Defamation is a false statement of fact that is published without privilege or authorization to a third party, which harms the reputation of another. Defamation can be spoken (slander) or in writing (libel). Statements may be defamatory per se (based on the words communicated by themselves) or per quod (through reference to extrinsic facts).

The injury involved with defamation is to the reputation of a person or a business. Rejection by family members and friends, lost business opportunities, and the cost associated with “clearing” one’s name are just some of the common and tragic results of defamatory statements.

At the Law Office of Stephanie G. Ovadia, we understand the damage inflicted by a reputation ruined due to false statements. Stephanie Ovadia has represented clients in all walks of life involved in defamation cases. She understands the importance of a thorough investigation and evaluation of a defamation case. If you believe you were the victim of defamatory comments, consider contacting the Law Office of Stephanie G. Ovadia today for a free consultation.

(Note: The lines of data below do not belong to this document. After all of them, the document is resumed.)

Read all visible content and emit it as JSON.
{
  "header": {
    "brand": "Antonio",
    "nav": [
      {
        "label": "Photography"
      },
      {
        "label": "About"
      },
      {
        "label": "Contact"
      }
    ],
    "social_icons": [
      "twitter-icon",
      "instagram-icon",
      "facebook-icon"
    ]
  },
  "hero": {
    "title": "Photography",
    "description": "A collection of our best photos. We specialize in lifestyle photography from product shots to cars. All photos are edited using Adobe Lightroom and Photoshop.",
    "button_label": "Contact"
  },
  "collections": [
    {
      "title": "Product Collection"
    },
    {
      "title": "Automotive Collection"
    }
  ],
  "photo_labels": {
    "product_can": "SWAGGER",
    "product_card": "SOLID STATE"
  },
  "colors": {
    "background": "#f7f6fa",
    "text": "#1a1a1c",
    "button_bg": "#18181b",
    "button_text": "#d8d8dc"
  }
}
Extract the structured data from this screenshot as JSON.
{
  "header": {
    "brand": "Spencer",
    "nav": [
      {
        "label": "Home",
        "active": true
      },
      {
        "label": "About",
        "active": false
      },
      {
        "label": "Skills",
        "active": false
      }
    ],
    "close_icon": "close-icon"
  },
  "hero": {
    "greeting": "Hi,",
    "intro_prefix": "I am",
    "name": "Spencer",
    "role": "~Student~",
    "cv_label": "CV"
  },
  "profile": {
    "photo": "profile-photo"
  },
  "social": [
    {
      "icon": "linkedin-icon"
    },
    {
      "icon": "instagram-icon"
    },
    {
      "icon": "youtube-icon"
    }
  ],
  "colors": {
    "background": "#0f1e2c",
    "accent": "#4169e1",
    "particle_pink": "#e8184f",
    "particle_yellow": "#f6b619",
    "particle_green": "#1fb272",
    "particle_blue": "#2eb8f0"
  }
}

Defamation is defined as “the making of a false statement which tends to ‘expose the plaintiff to public contempt, ridicule, aversion or disgrace, or induce an evil opinion of him in the minds of right-thinking persons, and to deprive him of their friendly intercourse in society’”. (Foster v. Churchill, 87 N.Y.2d 744, 751 [1995] citing Rinaldi v Holt, Rinehart & Winston, 42 N.Y.2d 369, 379 [1977]). A defamation action requires (i) a false statement that is (ii) published without privilege or authorization (iii) to a third party, (iv) constituting fault as judged by, at a minimum, a negligence standard, and (v) causes special harm or constitute defamation per se. (Restatement [Second] of Torts § 558).

“Special damages contemplate ‘the loss of something having economic or pecuniary value.’” (Liberman v. Gelstein, 80 NY 2d 429, 434-435 [1992]). The accepted categories of defamation per se consist of statements (i) charging a person with a serious crime, (ii) tending to injure another in his or her trade, business or profession, (iii) stating a person has a loathsome disease, or (iv) imputing unchastity to a woman. (Id. at 435).

“So much depends on your reputation. Guard it with your life.”

– Robert Greene

An ever-increasing issue is the proliferation of internet-based defamation. Often, defamation on the internet is anonymous. Many “review” websites allow people to anonymously post false statements with seeming impunity. The “review” websites themselves use Section 230 of the Communications Decency Act to disclaim any and all liability for the postings of its anonymous posters, making the primary means of redress a legal action against the anonymous poster. Often, the only way these “review” websites will reveal the identity of its anonymous posters are through subpoenas, with removal requiring a court order.